Thanks Dan, the CIF+ was a new one to me. Interesting! Seems there's several security oriented Digital Video Recorders that will accept CIF+ video streams and could probably be forced into 'monitoring' mode where they just pass the CIF+ onto the system display screen which would be a modern display of some sort. DVI or VGA.

I've already excavated that Practical Machinist thread. Thanks.

In messing with the monitor I'd proved to myself that the kine flyback supply was dead. Removing the high voltage CRT lead and setting it up with a tiny arc path, it put out nothing at all. I'd scoped the video out of the controller and it looked like classic Composite with the negative blanking pulses and everything. The composite was interesting since this display is strictly one bit there was no continuous variation just a comb-looking field where it was peaked for an ON pixel and zero for an OFF pixel, looking about like you'd expect for a screen covered with text.

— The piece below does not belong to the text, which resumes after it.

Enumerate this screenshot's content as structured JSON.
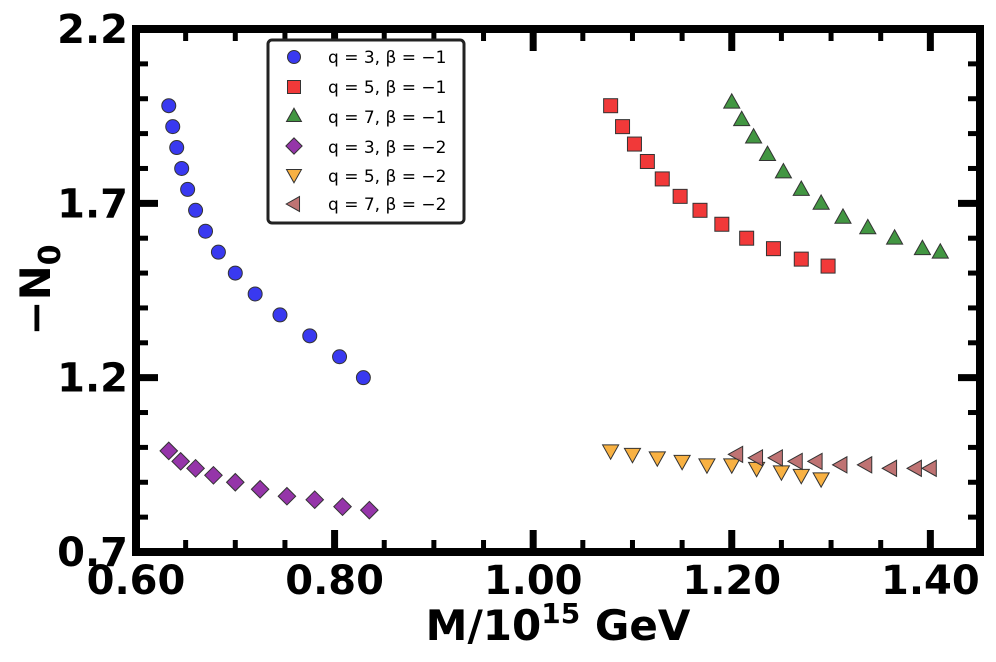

So I knew the video was good.

In desperation I tore the single monitor control board out and in the process discovered a classic evaporated solder joint on a male soldered-in pin on the cable going to the flyback. I scraped the solder resist off the trace and scraped the lead shiny on the pin and hit it with good ol Rosin 44. Soldering the pin solidly to about 10 sq mm of trace instead the original minimum solder to just the edge of a corner of the trace.

I fed the monitor 12VDC. I didn't have that whacked-out CIF+ video source at my office but was happy to see amber raster. I took it back to the machine shop and installed it. It worked! It actually looked pretty dang sharp too. The guy was ecstatic and the crisis has receded for the moment.